On Via dello Studio, half a block from Piazza del Duomo, Claudio, a stone-cutter, works with about ten other men to keep the Duomo in repair. Usually passersby look in through the dusty windows to see a large workshop with machines found in every modern crafts workshop – a milling machine, a circular saw – along with manual tools forged in steel, some a few centuries old – a stonemason’s chisel, gravers, hammers and the same marble drills used by Renaissance artists. On September 8, 2008, visitors could enter and look around.
This is the third location of the workshop. During Michelangelo’s time it was located in a courtyard of the building behind the aspe of the Duomo – now the Museo dell’Opera del Duomo. It was in this same courtyard where the David was carved. In the 1700s, the old courtyard was abandoned and the craftsmen were relocated to a rotunda still found in Piazza delle Pallottole – now the Sasso di Dante trattoria. In the mid-1800s, the workshop was moved to its present location.
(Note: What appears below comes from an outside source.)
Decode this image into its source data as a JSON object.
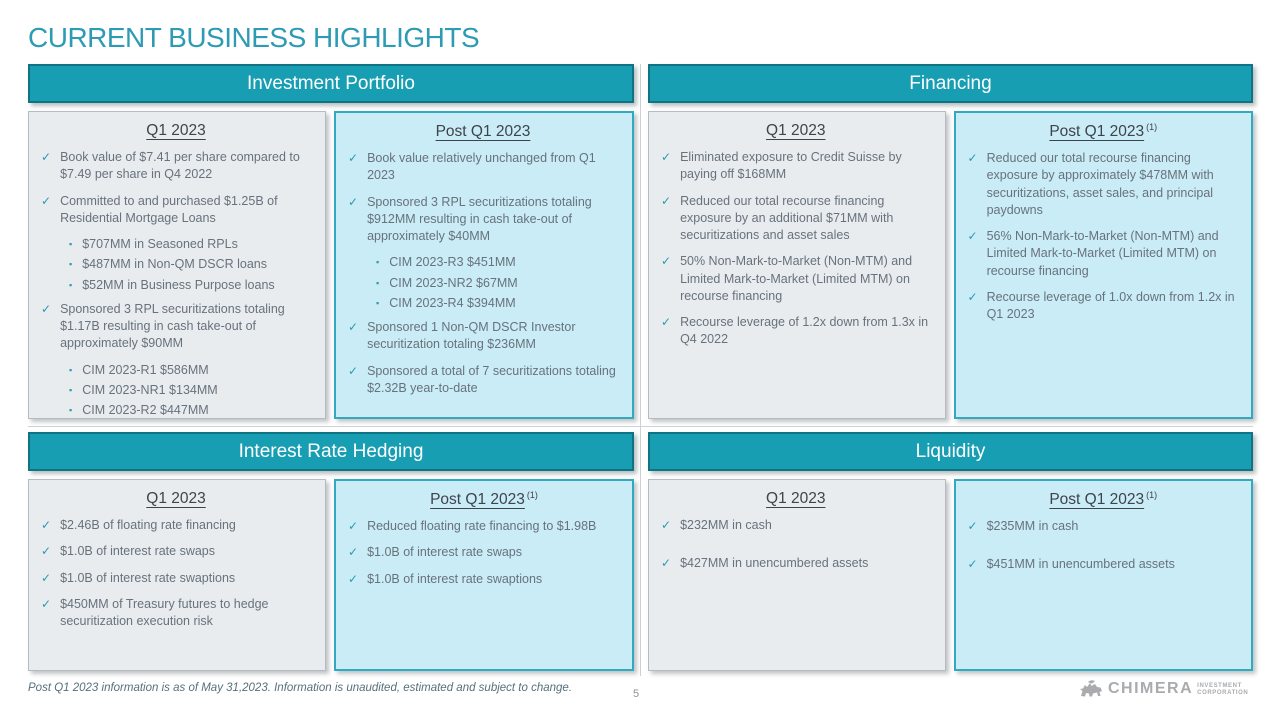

On the cathedral’s birthday, Claudio and his colleagues get the day “off” and invite both Florentines and tourists in to view their craftsmanship up close, to take photographs and to learn about the work done by the botegga. The men point to the parts of the Duomo or the bell tower where they have cleaned, repaired or replaced dirty, damaged or destroyed columns, statues, sections of marble, and pieces of colored glass or gold leaf.
One craftsman is currently creating a copy of a six-foot statue of St. Sebastian that sat in a niche to the left of the Madonna on the façade of the cathedral. The original statue was carved in the late 1800s when the façade finally, after 400 years, was erected to hide the gray stone front wall of the church. When the copy is complete, the original will join its brethren in the museum of the Duomo and the copy will take its place high on the front of the cathedral. Most of the original statues on the façade of the cathedral and in the niches on the bell tower have been replaced with copies.
No computer helps the stone-cutter make an exact copy of the statue. The process used to make the copy is the same used by sculptors 500 years ago. Measurements are taken from the original (be it an existing marble statue or a plaster model) using a freestanding metal device that has an arm with a point that sets the distance of the stone cut and then is turned to transfer the same measurement to the new block of marble. Black dots are put on the original in the areas of finest detail so that the final cuts are accurate. The original rough shaping is done with electric tools, but the final work is done with small tools resembling dental instruments.
The bottega workmen are proud that when a pillar, stone or marble decoration or statue is replaced on the Duomo, the identical material is used, requiring the same skills and artistic sense of the original craftsmen.